The woolly mammoth was once commonplace across many parts of Europe.
It retreated to northern Siberia about 14,000 years ago, where it finally died out approximately 4,000 years ago.
(Excerpt) Read more at bbc.co.uk ...
Sallie told Hallie ping.
Wow, it only took 4,000 years to clear these guys.
So it was climate change?
That means that humans definitely caused their demise; only humans cause climate change.
Why did I just think of Michelle Zero????
Yeah, when they invented fire, poof! There went the mammoth. All those caves, ya know and the smoke. It all comes back to not wanting to freeze and convenience for humans. The creeps.
Ruminant herbivores survived, non-ruminants were wiped out.
Try proposing a theory explaining that.
I mean, the mammoth lived in North America for thousands of years, then Clovis man shows up, we see Clovis points stuck in the butt of mammoths, then we don't seem to find any more mammoths.
Now I am not saying that such evidence CONCLUSIVELY shows anything! But the extinction of much of the mega-fauna coinciding so clearly with human habitation seems to paint a compelling picture.
Well hell and here I thought it was due to neandrethals driving Ford Explorers and not worrying about their "carbon footprint." Next some one is going to say that global warming is the result of solar cycles and not our current standard of living.
The WalMart parking lot is just full of mammoths.
Scientific Name: Hugeasseous Doordingerus
I have always proclaimed my innocence.
Their regrettable habit of sticking Clovis Points into the gluteal region of Mammoths is exactly why there are no more Clovis People.
We be lookin’ for tuskers, not hippos.
These researchers have allowed their politics to damage their brains.
The large mammals survived multiple ice ages and end of ice ages for multiple millions of years. Man shows up - and they are gone in a few thousand years.
And not just in North America - in multiple locations planet wide.
And the theory is “climate change and grassland”.
Stuck on stupid.
An absolute truth.
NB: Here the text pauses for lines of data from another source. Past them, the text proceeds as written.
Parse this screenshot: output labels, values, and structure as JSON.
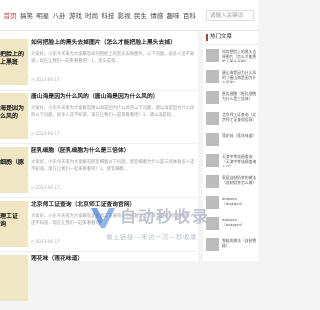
{
  "nav": {
    "items": [
      {
        "label": "首页",
        "active": true
      },
      {
        "label": "搞笑"
      },
      {
        "label": "明星"
      },
      {
        "label": "八卦"
      },
      {
        "label": "游戏"
      },
      {
        "label": "时尚"
      },
      {
        "label": "科技"
      },
      {
        "label": "影视"
      },
      {
        "label": "民生"
      },
      {
        "label": "情感"
      },
      {
        "label": "趣味"
      },
      {
        "label": "百科"
      }
    ],
    "search_placeholder": "请输入关键词"
  },
  "articles": [
    {
      "thumb_text": "把脸上的\n上黑斑",
      "title": "如何把脸上的黑头去掉图片（怎么才能把脸上黑头去掉）",
      "excerpt": "大家好，小乐今天来为大家解答如何把脸上的黑头去掉图片，以下问题，很多人还不知道，现在让我们一起来看看吧！1、黑头是指…",
      "date": "2023-06-17"
    },
    {
      "thumb_text": "海是因为\n么风的",
      "title": "唐山海是因为什么风的（唐山海是因为什么风的）",
      "excerpt": "大家好，小乐今天来为大家解答唐山海是因为什么风的以下问题，唐山海是因为什么风的以下问题，很多人还不知道，现在让我们一起来看看吧！1、唐山海是指…",
      "date": "2023-06-17"
    },
    {
      "thumb_text": "细胞（豚\n",
      "title": "胚乳细胞（胚乳细胞为什么是三倍体）",
      "excerpt": "大家好，小乐今天来为大家解答胚乳细胞以下问题，胚乳细胞为什么是三倍体很多人还不知道，现在让我们一起来看看吧！1、胚乳细胞…",
      "date": "2023-06-17"
    },
    {
      "thumb_text": "理工证\n询",
      "title": "北京师工证查询（北京师工证查询官网）",
      "excerpt": "大家好，小乐今天来为大家解答北京师工证查询以下问题，北京师工证查询官网很多人还不知道，现在让我们一起来看看吧！…",
      "date": "2023-06-17"
    },
    {
      "thumb_text": "",
      "title": "莲花味（莲花味道）",
      "excerpt": "",
      "date": ""
    }
  ],
  "sidebar": {
    "heading": "热门文章",
    "items": [
      {
        "title": "如何把脸上的黑头去掉图片（怎么才能把脸上黑头去掉）"
      },
      {
        "title": "唐山海是因为什么风的（唐山海是因为什么风的）"
      },
      {
        "title": "胚乳细胞（胚乳细胞为什么是三倍体）"
      },
      {
        "title": "北京师工证查询（北京师工证查询官网）"
      },
      {
        "title": "莲花味（莲花味道）"
      },
      {
        "title": "天津中考成绩查询（天津中考成绩查询入口）"
      },
      {
        "title": "家庭自制奶茶的做法（自制奶茶怎么做）"
      },
      {
        "title": "dlqkqxn（dlqkqxn）"
      },
      {
        "title": "dqkjqxn（dqkjqxn）"
      },
      {
        "title": "雪糕的做法（自制雪糕）"
      }
    ]
  },
  "watermark": {
    "title": "自动秒收录",
    "subtitle": "做上链接—来访一次—秒收录"
  },
  "colors": {
    "accent": "#c0392b",
    "thumb_bg": "#efe7c3",
    "watermark_blue": "#3a7bd5"
  }
}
I personally think that most of these people do not have a clue.
While man and mammoth were in the same neighborhood, it’s highly unlikely that a group of humans could have put the final hurt into the population with stone tipped weapons.
If it were true that primitive technology was sufficient to wipe-out swaths of mega-fauna, by that reasoning, elephants, rhinos and other similar mega-fauna should have become extinct by the time the first puff of gun powder reached the shores of africa.
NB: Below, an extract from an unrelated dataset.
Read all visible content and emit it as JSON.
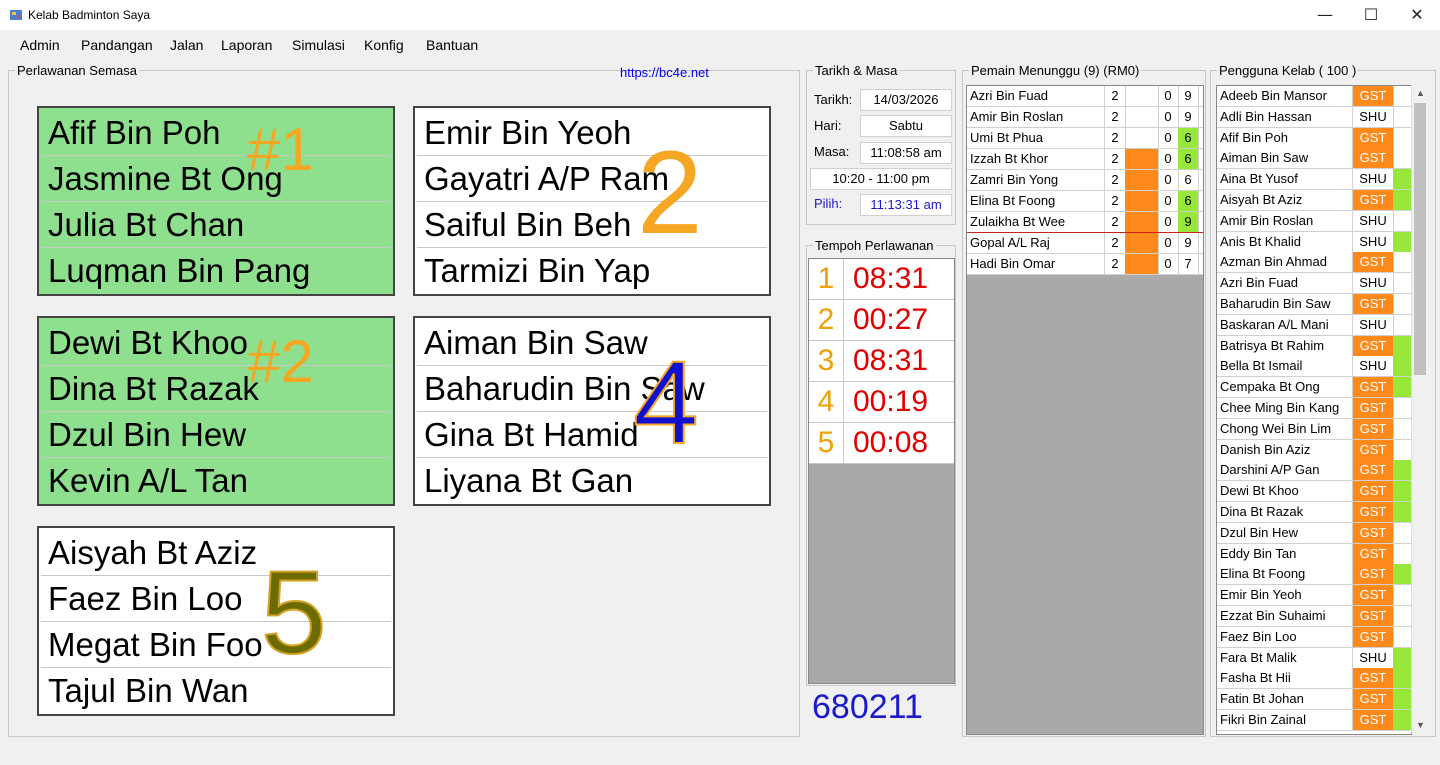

Man didn’t become dominant by shooting from the hip or acting like tarzan.
The mere evidence of clovis points stuck in bones doesn’t demonstrate cause of death.
Our ancestors were pragmatic scavengers and not the foolhardy type to risk their lives (or the life of a hunting party member) to take down a mammoth when the abundance of smaller (less harmful) game was bountiful.
My 2 cents... or 2 clams as Fred Flintstone would insist.
Mammoth, baby! It’s what’s for dinner.
The Atlanteans had a green-tech society powered by lithium-based batteries. They carelessly discarded their lithium batteries on the steppes which poisoned non-ruminants. They got theirs in the end though.
What do you do with a thousand pounds of left overs?
As a big fan of ERB, I have to tell you that we should all be so lucky as to have mankind “act like Tarzan”; i.e. as a responsible steward of the wild.
Whatever the logistics of extermination of megafauna with stone tipped weapons, the disappearance of many different species of mega-fauna over many different lands- that just happen to coincide with human habitation - seems to indicate that it really might not have been so difficult as you imagine.